The agency’s action was revealed Feb. 3 as Arizona Attorney General Mark Brnovich, a Republican, sued to stop newly confirmed Homeland Security Secretary Alejandro Mayorkas from carrying out Biden’s 100-day moratorium on deportations. A federal judge in Texas has already put it on hold.
"Arizona’s law enforcement community is particularly concerned that aliens who have been charged or convicted of crimes will be released as a result of DHS’s 100-day moratorium," Brnovich said in the federal lawsuit.
He said authorities also worry "that releasing individuals during the COVID-19 pandemic will further stress hospitals and social services at the local and county level."
Brnovich sued after a court order last month temporarily barred the U.S. government from enforcing a pause in deportations. His filing revealed that Homeland Security canceled the immigration agreement he made with the agency, which was among at least nine quietly signed with state and local jurisdictions during the Trump administration’s final weeks.
The agreements say the jurisdictions are entitled to a 180-day consultation period before executive branch policy changes take effect.
It’s not clear what has happened with the agreements signed elsewhere. The Department of Homeland Security on Wednesday declined to comment, citing the pending litigation.
It comes the same week a whistleblower compliant revealed that then-Acting DHS Deputy Secretary Ken Cuccinelli also reached last-minute agreements with a union for Immigration and Customs Enforcement employees.

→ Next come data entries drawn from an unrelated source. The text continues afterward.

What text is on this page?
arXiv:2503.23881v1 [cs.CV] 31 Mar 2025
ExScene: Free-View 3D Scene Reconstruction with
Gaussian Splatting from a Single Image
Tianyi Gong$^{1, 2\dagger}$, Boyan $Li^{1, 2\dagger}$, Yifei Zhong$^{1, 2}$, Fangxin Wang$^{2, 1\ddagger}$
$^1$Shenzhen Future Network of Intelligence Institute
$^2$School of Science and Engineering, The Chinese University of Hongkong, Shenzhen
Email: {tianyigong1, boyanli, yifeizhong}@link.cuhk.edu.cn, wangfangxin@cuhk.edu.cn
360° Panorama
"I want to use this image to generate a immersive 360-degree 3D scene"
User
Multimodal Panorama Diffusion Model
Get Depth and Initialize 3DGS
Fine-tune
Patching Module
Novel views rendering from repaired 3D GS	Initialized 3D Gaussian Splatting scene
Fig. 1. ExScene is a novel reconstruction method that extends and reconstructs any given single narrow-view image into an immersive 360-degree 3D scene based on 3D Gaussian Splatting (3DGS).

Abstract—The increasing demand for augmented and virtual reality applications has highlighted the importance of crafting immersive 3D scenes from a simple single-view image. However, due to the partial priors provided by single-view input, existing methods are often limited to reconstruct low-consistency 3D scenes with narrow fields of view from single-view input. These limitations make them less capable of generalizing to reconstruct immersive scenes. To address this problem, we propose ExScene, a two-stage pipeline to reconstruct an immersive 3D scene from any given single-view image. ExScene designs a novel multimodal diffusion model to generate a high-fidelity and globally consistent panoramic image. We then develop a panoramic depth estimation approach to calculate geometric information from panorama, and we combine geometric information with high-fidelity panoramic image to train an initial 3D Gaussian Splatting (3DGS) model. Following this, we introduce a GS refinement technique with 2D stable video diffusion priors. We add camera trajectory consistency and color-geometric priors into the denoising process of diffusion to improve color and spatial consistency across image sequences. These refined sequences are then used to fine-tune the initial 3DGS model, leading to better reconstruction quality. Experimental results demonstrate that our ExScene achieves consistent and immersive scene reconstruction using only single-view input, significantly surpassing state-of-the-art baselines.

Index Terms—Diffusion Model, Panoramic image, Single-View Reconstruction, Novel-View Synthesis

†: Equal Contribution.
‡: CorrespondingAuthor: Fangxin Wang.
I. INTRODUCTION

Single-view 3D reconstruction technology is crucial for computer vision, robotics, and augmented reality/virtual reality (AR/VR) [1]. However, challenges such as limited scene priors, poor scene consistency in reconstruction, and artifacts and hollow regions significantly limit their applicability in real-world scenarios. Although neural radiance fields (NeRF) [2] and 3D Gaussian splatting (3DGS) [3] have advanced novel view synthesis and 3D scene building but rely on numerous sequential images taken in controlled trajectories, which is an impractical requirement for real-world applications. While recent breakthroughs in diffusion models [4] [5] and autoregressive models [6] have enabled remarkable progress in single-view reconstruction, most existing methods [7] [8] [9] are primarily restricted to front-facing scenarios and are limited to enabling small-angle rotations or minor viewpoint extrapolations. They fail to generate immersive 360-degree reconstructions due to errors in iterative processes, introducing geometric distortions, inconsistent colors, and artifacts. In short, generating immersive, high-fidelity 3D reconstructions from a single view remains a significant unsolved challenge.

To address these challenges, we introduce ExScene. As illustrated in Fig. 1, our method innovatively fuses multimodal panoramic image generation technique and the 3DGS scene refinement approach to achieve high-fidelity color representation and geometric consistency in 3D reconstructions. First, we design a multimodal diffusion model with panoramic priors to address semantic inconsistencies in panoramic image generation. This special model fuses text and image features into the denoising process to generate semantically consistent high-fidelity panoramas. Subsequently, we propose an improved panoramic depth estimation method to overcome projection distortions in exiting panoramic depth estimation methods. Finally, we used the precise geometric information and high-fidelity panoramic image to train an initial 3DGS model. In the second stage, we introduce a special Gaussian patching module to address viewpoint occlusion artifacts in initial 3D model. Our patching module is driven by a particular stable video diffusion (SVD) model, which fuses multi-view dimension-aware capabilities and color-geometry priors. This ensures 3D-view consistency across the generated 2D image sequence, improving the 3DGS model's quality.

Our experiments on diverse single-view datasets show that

The Government Accountability Project said in a whistleblower complaint submitted Monday to Congress and two federal watchdogs that the labor agreements grant "extraordinary power and benefits" to the American Federation of Government Employees ICE Council 118, which represents about 7,500 employees and endorsed Trump in 2016 and 2020.
In addition to improved economic benefits, the agreements give the union the power to delay changes to immigration enforcement policies and practices, according to the letter the Government Accountability Project submitted on behalf of an undisclosed federal employee.
The agreements would remain in place for eight years unless Homeland Security moves to challenge them by Feb. 17, which is 30 days after Cuccinelli signed them.
"This abuse of authority is shocking," wrote David Seide, an attorney for the unidentified employee, noting Cuccinelli’s "extraordinary involvement."
"It is clear that they are another example of the prior administration’s effort in its waning hours to cement a legacy at taxpayer expense," he said.
Cuccinelli said in an email that he did nothing wrong.
"With the advice and counsel of the Office of the General Counsel, I executed appropriate agreements to finally address many of these previously unresolved issues," he said. "As best I can tell, the primary basis for the complaint is that I did my job well, to the chagrin of the complainer."
Biden’s Homeland Security leaders have not said whether they will move to annul the labor agreements.
The union official who signed them, Chris Crane, did not respond to requests for comment.